Personally, I look at it like you now have a smarter tool, a very different one as well, if you use it wisely you can definitely do better than traditional googling and stackoverflow. It will depend on what you are after, and you should be able to adapt to that need. If you just want the job done, then who cares, let the llm do it, if you want to learn you can prompt it in certain way to achieve that, so it shouldn't be a problem. But this sort of way of working requires a conscious effort on how you are using it and an awareness of what downsides there could be if you choose to work with the llm in a certain way to be able to change the way you interact with the llm. In reality I think most people don't go through the hoops of "limiting" the llm so that you can get a better learning experience. But also, what is a better learning experience? Perhaps you could argue that being able to see the solution, or a draft of it, can be a way of speeding up learning experience, because you have a quicker starting point to build upon a solution. I dunno. My only gripe with using LLM, is that deep thinking and creativity can take a dip, you know back in the day when you stumbled upon a really difficult problem, and you had to sit down with it for hours, days, weeks, months until you could solve that. I feel like there are some steps there that are important to internalize, that LLM nowdays makes you skip. What also would be so interesting to me is to compare a senior that got their training prior to LLM, and then compare them to a senior now that gets their training in the new era of programming with AI, and see what kinds of differences one might find I would guess that the senior prior to LLM era, would be way better at coding by hand in general, but critical thinking and creativity, given that they both are good seniors, maybe shouldn't be too different honestly but it just depends on how that other senior, who are used to working with LLMs, interacts with them.

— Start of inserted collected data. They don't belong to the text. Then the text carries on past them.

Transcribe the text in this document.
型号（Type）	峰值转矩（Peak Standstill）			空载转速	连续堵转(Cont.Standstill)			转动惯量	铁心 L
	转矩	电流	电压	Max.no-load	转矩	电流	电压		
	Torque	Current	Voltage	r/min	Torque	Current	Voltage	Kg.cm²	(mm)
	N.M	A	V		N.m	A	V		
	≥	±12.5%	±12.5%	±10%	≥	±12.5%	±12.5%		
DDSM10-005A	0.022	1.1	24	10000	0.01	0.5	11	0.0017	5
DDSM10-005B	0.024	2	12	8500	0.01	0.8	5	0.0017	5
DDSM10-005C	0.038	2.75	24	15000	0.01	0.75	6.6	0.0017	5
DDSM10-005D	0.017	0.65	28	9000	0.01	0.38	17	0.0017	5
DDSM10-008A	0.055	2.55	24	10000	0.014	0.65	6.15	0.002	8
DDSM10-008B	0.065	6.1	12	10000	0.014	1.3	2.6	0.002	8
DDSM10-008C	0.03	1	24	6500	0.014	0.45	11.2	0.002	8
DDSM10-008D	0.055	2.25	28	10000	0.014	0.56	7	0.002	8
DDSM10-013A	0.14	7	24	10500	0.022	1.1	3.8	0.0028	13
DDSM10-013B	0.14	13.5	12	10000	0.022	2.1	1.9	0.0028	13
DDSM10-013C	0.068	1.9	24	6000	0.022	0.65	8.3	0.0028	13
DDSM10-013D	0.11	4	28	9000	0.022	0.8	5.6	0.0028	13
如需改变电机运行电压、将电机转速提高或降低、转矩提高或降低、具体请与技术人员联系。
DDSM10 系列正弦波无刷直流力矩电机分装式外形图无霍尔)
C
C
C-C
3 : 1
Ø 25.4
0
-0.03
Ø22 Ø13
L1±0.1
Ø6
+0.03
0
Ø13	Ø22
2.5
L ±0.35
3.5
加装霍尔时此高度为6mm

Also I don't like how LLM sometimes can influence your approach to solving something, like perhaps you would have thought about a better way or different way of solving a problem if you didn't first ask the LLM. I think this could be true to a higher degree for juniors than seniors due to gap in experience when you are senior, you sort of have seen alot of things already, so you are aware of alot of ways to solve something, whereas for a junior that "capability" is more limited than a senior.